ORStereo: Occlusion-Aware Recurrent Stereo Matching for 4K-Resolution Images
Overview
Stereo reconstruction models trained on small images do not generalize well to high-resolution data. Training a model on high-resolution image size faces difficulties of data availability and is often infeasible due to limited computing resources. In this work, we present the Occlusion-aware Recurrent binocular Stereo matching (ORStereo), which deals with these issues by only training on available low disparity range stereo images. ORStereo generalizes to unseen high-resolution images with large disparity ranges by formulating the task as residual updates and refinements of an initial prediction. ORStereo is trained on images with disparity ranges limited to 256 pixels, yet it can operate 4K-resolution input with over 1000 disparities using limited GPU memory. We test the model’s capability on both synthetic and real-world high-resolution images. Experimental results demonstrate that ORStereo achieves comparable performance on 4K-resolution images compared to state-of-the-art methods trained on large disparity ranges. Compared to other methods that are only trained on low-resolution images, our method is 70% more accurate on 4K-resolution images.

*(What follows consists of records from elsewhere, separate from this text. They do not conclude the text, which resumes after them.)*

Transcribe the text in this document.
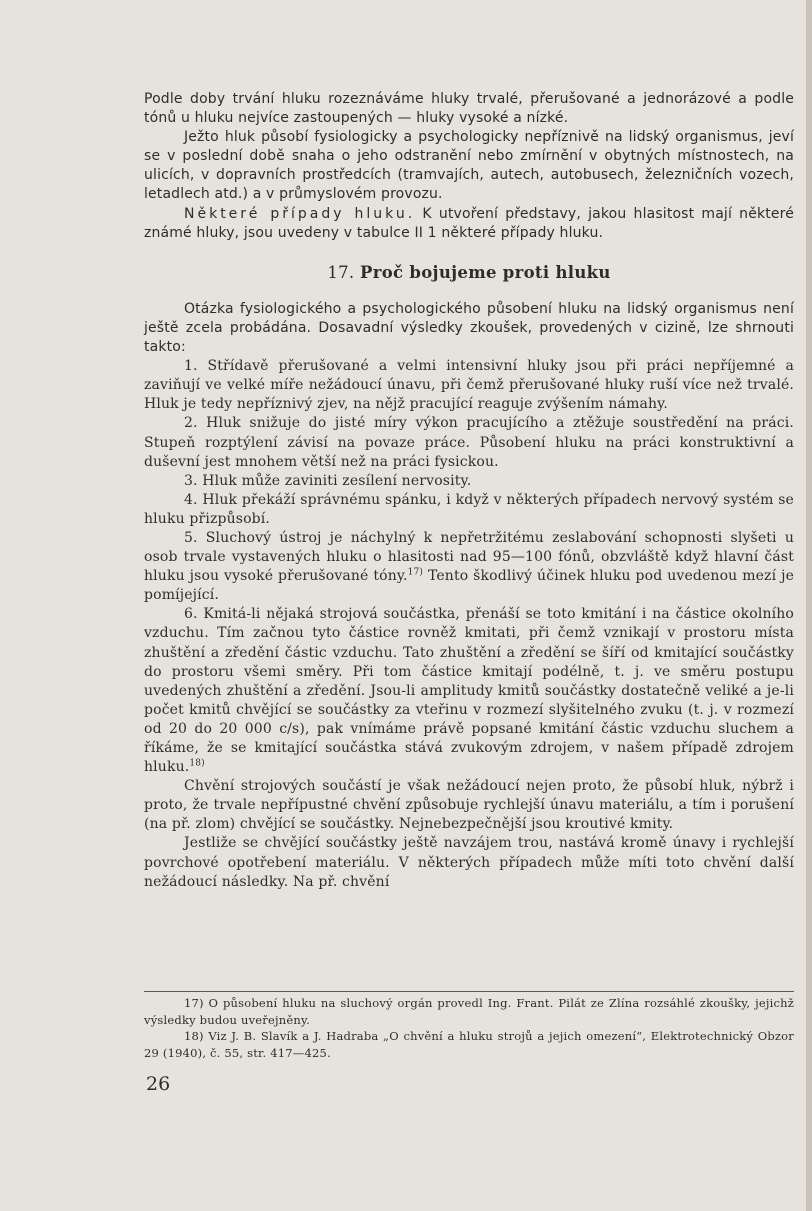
Podle doby trvání hluku rozeznáváme hluky trvalé, přerušované a jednorázové a podle tónů u hluku nejvíce zastoupených — hluky vysoké a nízké.

Ježto hluk působí fysiologicky a psychologicky nepříznivě na lidský organismus, jeví se v poslední době snaha o jeho odstranění nebo zmírnění v obytných místnostech, na ulicích, v dopravních prostředcích (tramvajích, autech, autobusech, železničních vozech, letadlech atd.) a v průmyslovém provozu.

Některé případy hluku. K utvoření představy, jakou hlasitost mají některé známé hluky, jsou uvedeny v tabulce II 1 některé případy hluku.

17. Proč bojujeme proti hluku

Otázka fysiologického a psychologického působení hluku na lidský organismus není ještě zcela probádána. Dosavadní výsledky zkoušek, provedených v cizině, lze shrnouti takto:

1. Střídavě přerušované a velmi intensivní hluky jsou při práci nepříjemné a zaviňují ve velké míře nežádoucí únavu, při čemž přerušované hluky ruší více než trvalé. Hluk je tedy nepříznivý zjev, na nějž pracující reaguje zvýšením námahy.

2. Hluk snižuje do jisté míry výkon pracujícího a ztěžuje soustředění na práci. Stupeň rozptýlení závisí na povaze práce. Působení hluku na práci konstruktivní a duševní jest mnohem větší než na práci fysickou.

3. Hluk může zaviniti zesílení nervosity.

4. Hluk překáží správnému spánku, i když v některých případech nervový systém se hluku přizpůsobí.

5. Sluchový ústroj je náchylný k nepřetržitému zeslabování schopnosti slyšeti u osob trvale vystavených hluku o hlasitosti nad 95—100 fónů, obzvláště když hlavní část hluku jsou vysoké přerušované tóny.$^{17)}$ Tento škodlivý účinek hluku pod uvedenou mezí je pomíjející.

6. Kmitá-li nějaká strojová součástka, přenáší se toto kmitání i na částice okolního vzduchu. Tím začnou tyto částice rovněž kmitati, při čemž vznikají v prostoru místa zhuštění a zředění částic vzduchu. Tato zhuštění a zředění se šíří od kmitající součástky do prostoru všemi směry. Při tom částice kmitají podélně, t. j. ve směru postupu uvedených zhuštění a zředění. Jsou-li amplitudy kmitů součástky dostatečně veliké a je-li počet kmitů chvějící se součástky za vteřinu v rozmezí slyšitelného zvuku (t. j. v rozmezí od 20 do 20 000 c/s), pak vnímáme právě popsané kmitání částic vzduchu sluchem a říkáme, že se kmitající součástka stává zvukovým zdrojem, v našem případě zdrojem hluku.$^{18)}$

Chvění strojových součástí je však nežádoucí nejen proto, že působí hluk, nýbrž i proto, že trvale nepřípustné chvění způsobuje rychlejší únavu materiálu, a tím i porušení (na př. zlom) chvějící se součástky. Nejnebezpečnější jsou kroutivé kmity.

Jestliže se chvějící součástky ještě navzájem trou, nastává kromě únavy i rychlejší povrchové opotřebení materiálu. V některých případech může míti toto chvění další nežádoucí následky. Na př. chvění

17) O působení hluku na sluchový orgán provedl Ing. Frant. Pilát ze Zlína rozsáhlé zkoušky, jejichž výsledky budou uveřejněny.

18) Viz J. B. Slavík a J. Hadraba „O chvění a hluku strojů a jejich omezení“, Elektrotechnický Obzor 29 (1940), č. 55, str. 417—425.

26
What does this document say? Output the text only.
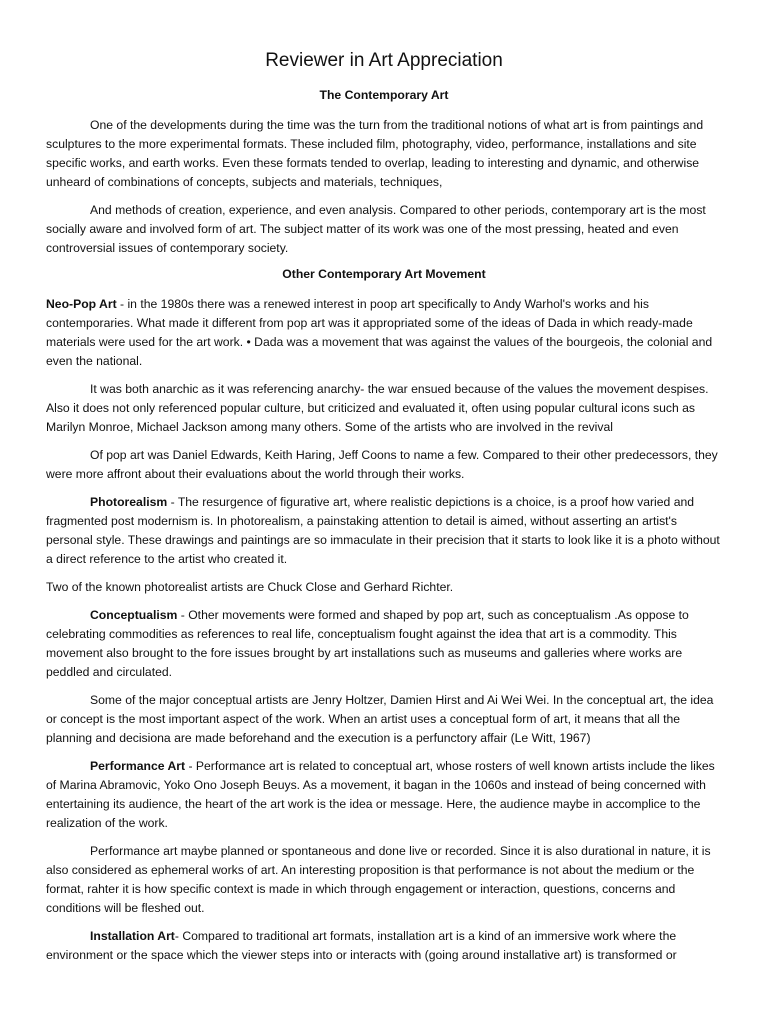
Reviewer in Art Appreciation
The Contemporary Art

One of the developments during the time was the turn from the traditional notions of what art is from paintings and sculptures to the more experimental formats. These included film, photography, video, performance, installations and site specific works, and earth works. Even these formats tended to overlap, leading to interesting and dynamic, and otherwise unheard of combinations of concepts, subjects and materials, techniques,

And methods of creation, experience, and even analysis. Compared to other periods, contemporary art is the most socially aware and involved form of art. The subject matter of its work was one of the most pressing, heated and even controversial issues of contemporary society.

Other Contemporary Art Movement

Neo-Pop Art - in the 1980s there was a renewed interest in poop art specifically to Andy Warhol's works and his contemporaries. What made it different from pop art was it appropriated some of the ideas of Dada in which ready-made materials were used for the art work. • Dada was a movement that was against the values of the bourgeois, the colonial and even the national.

It was both anarchic as it was referencing anarchy- the war ensued because of the values the movement despises. Also it does not only referenced popular culture, but criticized and evaluated it, often using popular cultural icons such as Marilyn Monroe, Michael Jackson among many others. Some of the artists who are involved in the revival

Of pop art was Daniel Edwards, Keith Haring, Jeff Coons to name a few. Compared to their other predecessors, they were more affront about their evaluations about the world through their works.

Photorealism - The resurgence of figurative art, where realistic depictions is a choice, is a proof how varied and fragmented post modernism is. In photorealism, a painstaking attention to detail is aimed, without asserting an artist's personal style. These drawings and paintings are so immaculate in their precision that it starts to look like it is a photo without a direct reference to the artist who created it.

Two of the known photorealist artists are Chuck Close and Gerhard Richter.

Conceptualism - Other movements were formed and shaped by pop art, such as conceptualism .As oppose to celebrating commodities as references to real life, conceptualism fought against the idea that art is a commodity. This movement also brought to the fore issues brought by art installations such as museums and galleries where works are peddled and circulated.

Some of the major conceptual artists are Jenry Holtzer, Damien Hirst and Ai Wei Wei. In the conceptual art, the idea or concept is the most important aspect of the work. When an artist uses a conceptual form of art, it means that all the planning and decisiona are made beforehand and the execution is a perfunctory affair (Le Witt, 1967)

Performance Art - Performance art is related to conceptual art, whose rosters of well known artists include the likes of Marina Abramovic, Yoko Ono Joseph Beuys. As a movement, it bagan in the 1060s and instead of being concerned with entertaining its audience, the heart of the art work is the idea or message. Here, the audience maybe in accomplice to the realization of the work.

Performance art maybe planned or spontaneous and done live or recorded. Since it is also durational in nature, it is also considered as ephemeral works of art. An interesting proposition is that performance is not about the medium or the format, rahter it is how specific context is made in which through engagement or interaction, questions, concerns and conditions will be fleshed out.

Installation Art- Compared to traditional art formats, installation art is a kind of an immersive work where the environment or the space which the viewer steps into or interacts with (going around installative art) is transformed or
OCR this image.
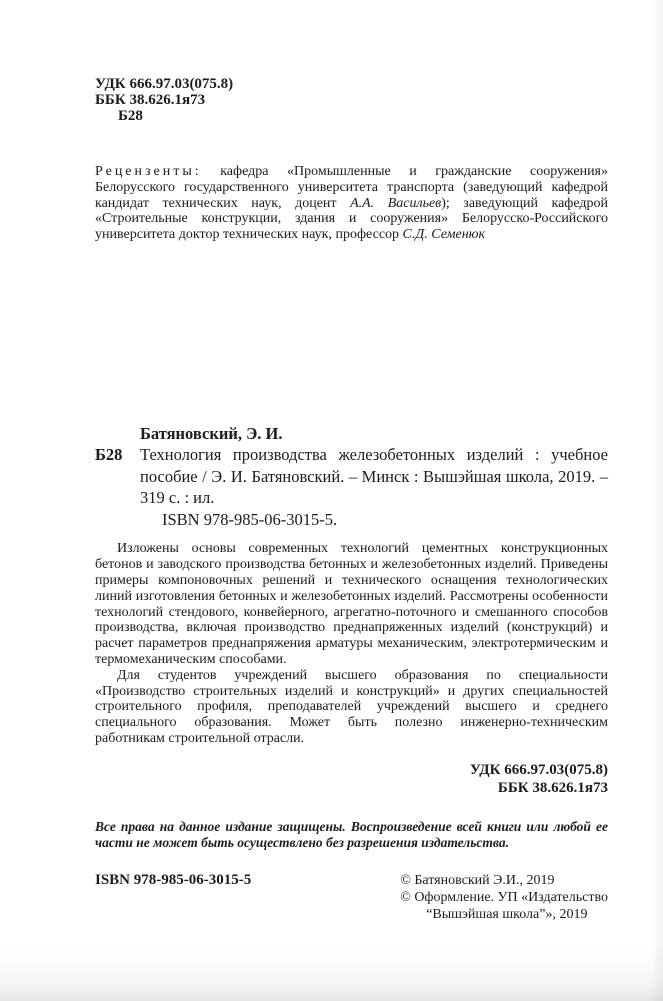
УДК 666.97.03(075.8)
ББК 38.626.1я73
Б28

Рецензенты: кафедра «Промышленные и гражданские сооружения» Белорусского государственного университета транспорта (заведующий кафедрой кандидат технических наук, доцент А.А. Васильев); заведующий кафедрой «Строительные конструкции, здания и сооружения» Белорусско-Российского университета доктор технических наук, профессор С.Д. Семенюк

Б28
Батяновский, Э. И.

Технология производства железобетонных изделий : учебное пособие / Э. И. Батяновский. – Минск : Вышэйшая школа, 2019. – 319 с. : ил.

ISBN 978-985-06-3015-5.

Изложены основы современных технологий цементных конструкционных бетонов и заводского производства бетонных и железобетонных изделий. Приведены примеры компоновочных решений и технического оснащения технологических линий изготовления бетонных и железобетонных изделий. Рассмотрены особенности технологий стендового, конвейерного, агрегатно-поточного и смешанного способов производства, включая производство преднапряженных изделий (конструкций) и расчет параметров преднапряжения арматуры механическим, электротермическим и термомеханическим способами.

Для студентов учреждений высшего образования по специальности «Производство строительных изделий и конструкций» и других специальностей строительного профиля, преподавателей учреждений высшего и среднего специального образования. Может быть полезно инженерно-техническим работникам строительной отрасли.

УДК 666.97.03(075.8)
ББК 38.626.1я73

Все права на данное издание защищены. Воспроизведение всей книги или любой ее части не может быть осуществлено без разрешения издательства.

ISBN 978-985-06-3015-5	© Батяновский Э.И., 2019
© Оформление. УП «Издательство
“Вышэйшая школа”», 2019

4K-resolution stereo dataset
We collected a set of 4K-resolution stereo images for evaluating ORStereo’s performance on high-resolution data. These images and ground truth data will be made publicly available. The images are collected in various simulated environments rendered by the Unreal Engine and the AirSim plugin. 100 pairs of photo-realistic stereo images from 7 indoor and outdoor scenes are collected. We set up a virtual stereo camera with a baseline of 0.38m. In 3 of the 7 scenes, the cameras have a horizontal viewing angle of 46 degrees. For the remaining 4 scenes, the horizontal viewing angle is 60 degrees. The image size of the virtual camera is 4112x3008 pixels. These camera parameters are selected to match the real-world sensor that we are using for data collection. The AirSim plugin provides us with a depth image for every captured RGB image. We compute the true disparities and occlusion masks from the depth images.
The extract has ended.